Colb argues that legal protection of fetuses from third-party harm is entirely appropriate and perfectly consistent with protection of a woman's right to abortion. For Colb, pregnant women have a right to do harm to their own fetuses, but it is an inadvertent right stemming from their right to physical integrity and autonomy, not a per se right to kill an unwanted fetus. Third parties have no corresponding physical integrity claims against a pregnant woman's fetus, and hence no right to interfere with the relationship interests of woman and fetus.

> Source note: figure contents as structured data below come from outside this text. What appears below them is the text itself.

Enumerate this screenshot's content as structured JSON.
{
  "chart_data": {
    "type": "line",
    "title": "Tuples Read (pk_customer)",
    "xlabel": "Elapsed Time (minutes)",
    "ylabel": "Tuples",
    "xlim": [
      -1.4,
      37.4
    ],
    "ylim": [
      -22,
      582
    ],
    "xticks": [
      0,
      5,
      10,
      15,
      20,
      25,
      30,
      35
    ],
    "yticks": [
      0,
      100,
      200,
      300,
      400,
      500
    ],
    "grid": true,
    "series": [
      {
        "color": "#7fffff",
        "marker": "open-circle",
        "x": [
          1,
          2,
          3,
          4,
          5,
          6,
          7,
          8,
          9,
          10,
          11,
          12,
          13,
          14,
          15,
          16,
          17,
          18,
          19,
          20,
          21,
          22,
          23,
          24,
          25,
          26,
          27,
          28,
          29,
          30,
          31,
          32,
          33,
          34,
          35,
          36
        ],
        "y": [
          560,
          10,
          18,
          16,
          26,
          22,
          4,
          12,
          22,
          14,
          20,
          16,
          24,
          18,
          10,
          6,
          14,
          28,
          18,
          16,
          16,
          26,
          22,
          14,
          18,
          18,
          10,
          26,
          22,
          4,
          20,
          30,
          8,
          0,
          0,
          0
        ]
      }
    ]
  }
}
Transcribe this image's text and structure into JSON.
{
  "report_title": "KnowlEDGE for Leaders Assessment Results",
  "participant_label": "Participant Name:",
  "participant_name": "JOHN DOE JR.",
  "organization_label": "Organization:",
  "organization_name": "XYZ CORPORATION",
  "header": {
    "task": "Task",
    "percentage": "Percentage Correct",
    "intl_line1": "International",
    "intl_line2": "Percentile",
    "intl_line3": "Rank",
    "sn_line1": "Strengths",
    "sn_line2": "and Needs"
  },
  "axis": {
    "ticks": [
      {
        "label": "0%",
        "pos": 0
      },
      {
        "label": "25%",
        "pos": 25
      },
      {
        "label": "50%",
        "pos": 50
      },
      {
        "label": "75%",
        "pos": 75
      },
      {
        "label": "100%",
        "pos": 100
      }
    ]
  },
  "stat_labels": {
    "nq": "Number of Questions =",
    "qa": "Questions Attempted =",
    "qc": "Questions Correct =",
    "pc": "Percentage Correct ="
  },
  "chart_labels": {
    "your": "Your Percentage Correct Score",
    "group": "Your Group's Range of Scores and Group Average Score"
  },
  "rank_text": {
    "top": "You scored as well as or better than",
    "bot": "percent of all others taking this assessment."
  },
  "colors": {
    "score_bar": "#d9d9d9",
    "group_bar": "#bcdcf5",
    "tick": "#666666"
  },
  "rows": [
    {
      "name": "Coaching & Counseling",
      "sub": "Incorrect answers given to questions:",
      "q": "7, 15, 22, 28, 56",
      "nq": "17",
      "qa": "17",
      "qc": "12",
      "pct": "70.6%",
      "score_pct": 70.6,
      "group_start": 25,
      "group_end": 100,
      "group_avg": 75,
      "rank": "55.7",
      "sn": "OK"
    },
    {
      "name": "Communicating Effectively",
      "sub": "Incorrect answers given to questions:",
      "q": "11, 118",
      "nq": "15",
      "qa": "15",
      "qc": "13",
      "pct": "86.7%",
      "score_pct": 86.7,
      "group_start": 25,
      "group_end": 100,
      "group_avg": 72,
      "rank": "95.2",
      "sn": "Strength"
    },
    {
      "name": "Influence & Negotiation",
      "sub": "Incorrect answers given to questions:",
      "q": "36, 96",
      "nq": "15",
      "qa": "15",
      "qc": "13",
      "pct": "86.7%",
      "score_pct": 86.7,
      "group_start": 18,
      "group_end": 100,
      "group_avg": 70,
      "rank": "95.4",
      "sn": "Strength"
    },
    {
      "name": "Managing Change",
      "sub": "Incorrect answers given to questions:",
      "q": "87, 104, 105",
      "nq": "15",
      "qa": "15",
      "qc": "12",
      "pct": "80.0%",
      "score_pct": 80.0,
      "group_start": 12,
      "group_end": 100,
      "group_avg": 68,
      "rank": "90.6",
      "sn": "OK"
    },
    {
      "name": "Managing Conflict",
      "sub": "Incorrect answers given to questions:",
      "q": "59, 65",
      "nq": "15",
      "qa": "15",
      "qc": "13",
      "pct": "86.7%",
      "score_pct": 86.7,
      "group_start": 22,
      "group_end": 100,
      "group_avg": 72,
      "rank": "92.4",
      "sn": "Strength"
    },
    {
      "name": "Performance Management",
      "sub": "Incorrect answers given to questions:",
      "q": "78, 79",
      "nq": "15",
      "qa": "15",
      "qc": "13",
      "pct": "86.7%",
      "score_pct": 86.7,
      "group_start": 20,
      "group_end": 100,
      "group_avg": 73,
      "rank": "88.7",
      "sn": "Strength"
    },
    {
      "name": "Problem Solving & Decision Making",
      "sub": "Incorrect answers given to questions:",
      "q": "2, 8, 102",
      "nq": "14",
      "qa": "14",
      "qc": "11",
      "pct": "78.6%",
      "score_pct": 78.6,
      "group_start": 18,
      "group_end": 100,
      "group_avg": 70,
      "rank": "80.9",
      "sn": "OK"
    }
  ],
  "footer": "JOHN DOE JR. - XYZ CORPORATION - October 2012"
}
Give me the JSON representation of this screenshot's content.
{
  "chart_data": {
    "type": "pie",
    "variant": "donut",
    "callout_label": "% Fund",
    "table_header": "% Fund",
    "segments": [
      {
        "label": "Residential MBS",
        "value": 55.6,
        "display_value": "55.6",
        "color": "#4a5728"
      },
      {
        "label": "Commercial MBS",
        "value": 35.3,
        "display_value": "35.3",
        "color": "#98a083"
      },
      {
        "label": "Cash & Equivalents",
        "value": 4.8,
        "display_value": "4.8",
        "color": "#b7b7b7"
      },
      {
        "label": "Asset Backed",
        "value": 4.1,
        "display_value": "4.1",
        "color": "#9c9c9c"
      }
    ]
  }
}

In a third chapter, entitled "Drug-Dealing to Unborn Children," Colb completes her circle of competing interests by assessing the potential rights that a fetus may have against a pregnant woman, even given the right to abortion. Because, for Colb, a pregnant woman's right to abortion stems not from her right to kill a fetus but from her right to physical integrity and autonomy, the right to abortion does not also entitle a woman who chooses to continue her pregnancy to injure and harm her fetus through illicit drug use. The right to abort does not, in other words, include the separate right to injure.

Prosecuting women who ingest illegal substances during their pregnancy is, therefore, for Colb, theoretically non-problematic from a sex equality standpoint. Yet it is in this chapter that Colb's pragmatism is most clear. Colb argues that as a pragmatic matter, such prosecutions are likely to encourage drug-addicted women to deliver their babies without medical care, or pressure women who would not otherwise do so to abort. Hence, she concludes that such prosecutions are socially unwise.

The Wisdom of Colb's Pragmatic Approach

Through gradual steps, as just described, Colb travels quite some distance in this book to articulating a theory of equality amidst difference. It is not a simple, clean or precise theory. It is messy and contextual, suggesting balancing tests rather than concrete rules. This, however, is the book's strength, not its weakness.

Colb's pragmatism should be lauded, for it shows that she is willing to forego the mind candy of high theory in order to concentrate on improving actual lives. Toward this truly feminist goal, the book makes a real and significant contribution.


Kimberly Yuracko is a Professor of Law at Northwestern University School of Law.